Last month, 85% of the manufacturing economy’s gross domestic product contracted, a surge from 58% in November, and the percentage of manufacturing GDP in strong contraction increased to 43% from 39% in November, Spence said.

COMMENTS FROM RESPONDENTS ARE DOWNBEAT

Electrical equipment, appliances and components as well as computer and electronic products were the only two industries reporting growth. The remaining 15 industries, including chemical products, miscellaneous manufacturing, machinery and transportation equipment, reported a contraction.

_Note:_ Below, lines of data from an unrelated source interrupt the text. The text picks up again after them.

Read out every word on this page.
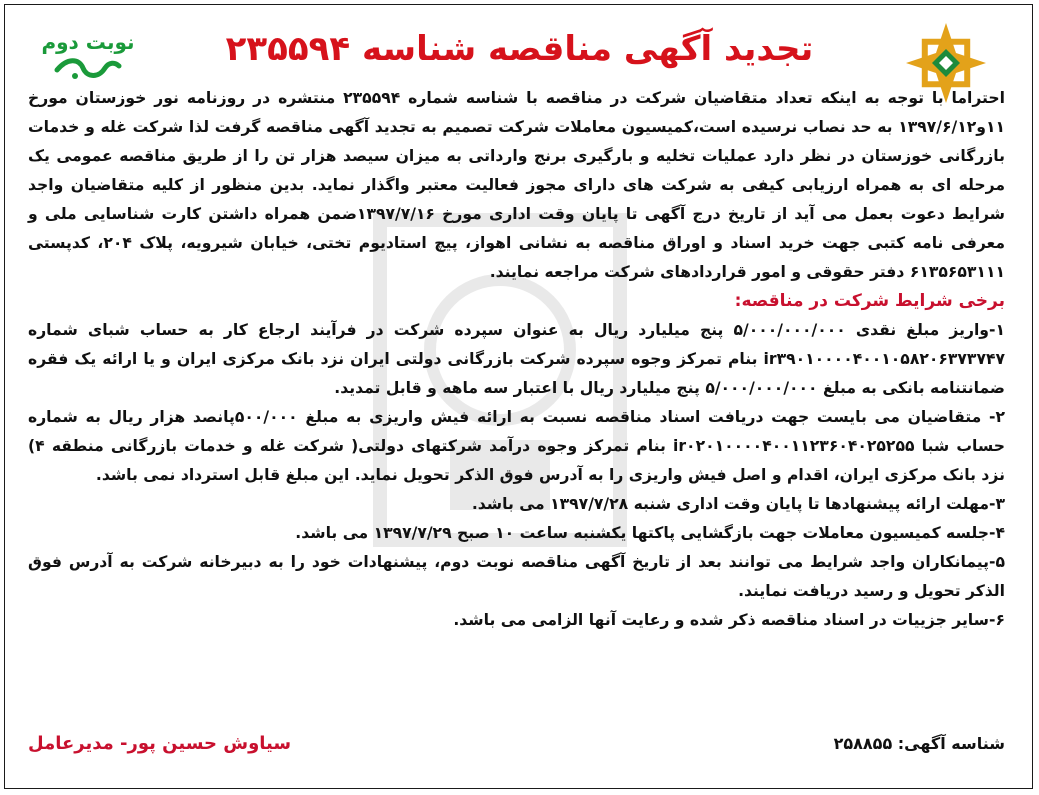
نوبت دوم	تجدید آگهی مناقصه شناسه ۲۳۵۵۹۴

احتراما با توجه به اینکه تعداد متقاضیان شرکت در مناقصه با شناسه شماره ۲۳۵۵۹۴ منتشره در روزنامه نور خوزستان مورخ ۱۱و۱۳۹۷/۶/۱۲ به حد نصاب نرسیده است،کمیسیون معاملات شرکت تصمیم به تجدید آگهی مناقصه گرفت لذا شرکت غله و خدمات بازرگانی خوزستان در نظر دارد عملیات تخلیه و بارگیری برنج وارداتی به میزان سیصد هزار تن را از طریق مناقصه عمومی یک مرحله ای به همراه ارزیابی کیفی به شرکت های دارای مجوز فعالیت معتبر واگذار نماید. بدین منظور از کلیه متقاضیان واجد شرایط دعوت بعمل می آید از تاریخ درج آگهی تا پایان وقت اداری مورخ ۱۳۹۷/۷/۱۶ضمن همراه داشتن کارت شناسایی ملی و معرفی نامه کتبی جهت خرید اسناد و اوراق مناقصه به نشانی اهواز، پیچ استادیوم تختی، خیابان شیرویه، پلاک ۲۰۴، کدپستی ۶۱۳۵۶۵۳۱۱۱ دفتر حقوقی و امور قراردادهای شرکت مراجعه نمایند.

برخی شرایط شرکت در مناقصه:

۱-واریز مبلغ نقدی ۵/۰۰۰/۰۰۰/۰۰۰ پنج میلیارد ریال به عنوان سپرده شرکت در فرآیند ارجاع کار به حساب شبای شماره ir۳۹۰۱۰۰۰۰۴۰۰۱۰۵۸۲۰۶۳۷۳۷۴۷ بنام تمرکز وجوه سپرده شرکت بازرگانی دولتی ایران نزد بانک مرکزی ایران و یا ارائه یک فقره ضمانتنامه بانکی به مبلغ ۵/۰۰۰/۰۰۰/۰۰۰ پنج میلیارد ریال با اعتبار سه ماهه و قابل تمدید.

۲- متقاضیان می بایست جهت دریافت اسناد مناقصه نسبت به ارائه فیش واریزی به مبلغ ۵۰۰/۰۰۰پانصد هزار ریال به شماره حساب شبا ir۰۲۰۱۰۰۰۰۴۰۰۱۱۲۳۶۰۴۰۲۵۲۵۵ بنام تمرکز وجوه درآمد شرکتهای دولتی( شرکت غله و خدمات بازرگانی منطقه ۴) نزد بانک مرکزی ایران، اقدام و اصل فیش واریزی را به آدرس فوق الذکر تحویل نماید. این مبلغ قابل استرداد نمی باشد.

۳-مهلت ارائه پیشنهادها تا پایان وقت اداری شنبه ۱۳۹۷/۷/۲۸ می باشد.

۴-جلسه کمیسیون معاملات جهت بازگشایی پاکتها یکشنبه ساعت ۱۰ صبح ۱۳۹۷/۷/۲۹ می باشد.

۵-پیمانکاران واجد شرایط می توانند بعد از تاریخ آگهی مناقصه نوبت دوم، پیشنهادات خود را به دبیرخانه شرکت به آدرس فوق الذکر تحویل و رسید دریافت نمایند.

۶-سایر جزییات در اسناد مناقصه ذکر شده و رعایت آنها الزامی می باشد.

شناسه آگهی: ۲۵۸۸۵۵
سیاوش حسین پور- مدیرعامل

Some makers of fabricated metal products reported that “order levels have continued to decline.” They noted that December was “dismal,” adding “January and February don’t look too good, as bookings are down 25 percent compared to the first two months of 2025.”   

Computer and electronic products manufacturers said “margins have deteriorated, as full pass- through of cost increases is not possible.” Transportation equipment makers said that while many customers were ordering for 2026, “those orders are 20 percent to 30 percent below their historical buying patterns,” adding “the general mood of the industry is that the first half of 2026 will be another bust.” 

Some electrical equipment, appliances and components manufacturers said “things look a bit bleak overall.” Some makers of miscellaneous products reported that “2025 revenue was down 17 percent due to tariffs.” 

The U.S. Supreme Court is set to rule on the legality of the premise Trump has employed for his tariffs sometime in early 2026. Yale Budget Lab estimated that Trump’s protectionist trade policy raised the average tariff on imported goods to nearly 17% from less than 3% last January.

The ISM survey’s forward-looking new orders sub-index was little changed at 47.7 in December from November’s 47.4, marking a fourth straight month of falling demand. This measure has contracted in 10 of the last 11 months with demand curbed by the rise in some goods prices because of the tariffs.

Its measure of manufacturing inventories dropped 3.7 percentage points to 45.2 last month. The production index eased to 51 from 51.4 in November. 

Factory input costs, which have contributed to the persistence of inflation that continues to run above the Federal Reserve’s 2% target, remain elevated. ISM’s prices paid index was unchanged at 58.5, higher than forecasts for 57.0.

Amid the soft demand environment, factory employment declined for an 11th straight month, the sector’s longest hiring slump by ISM’s measure in about five years.

The ISM noted that for every comment on hiring, there were three on reducing head counts, adding that companies continued to focus on accelerating staff reductions due to uncertain near- to mid-term demand.

“A number of tariff deals have been struck and many exemptions have been granted over the past two months, and I would expect more of that in the new year,” said Stephen Stanley, chief U.S. economist at Santander U.S. Capital Markets.

“It remains to be seen whether that will be enough to pull the factory sector out of its current malaise,” he added.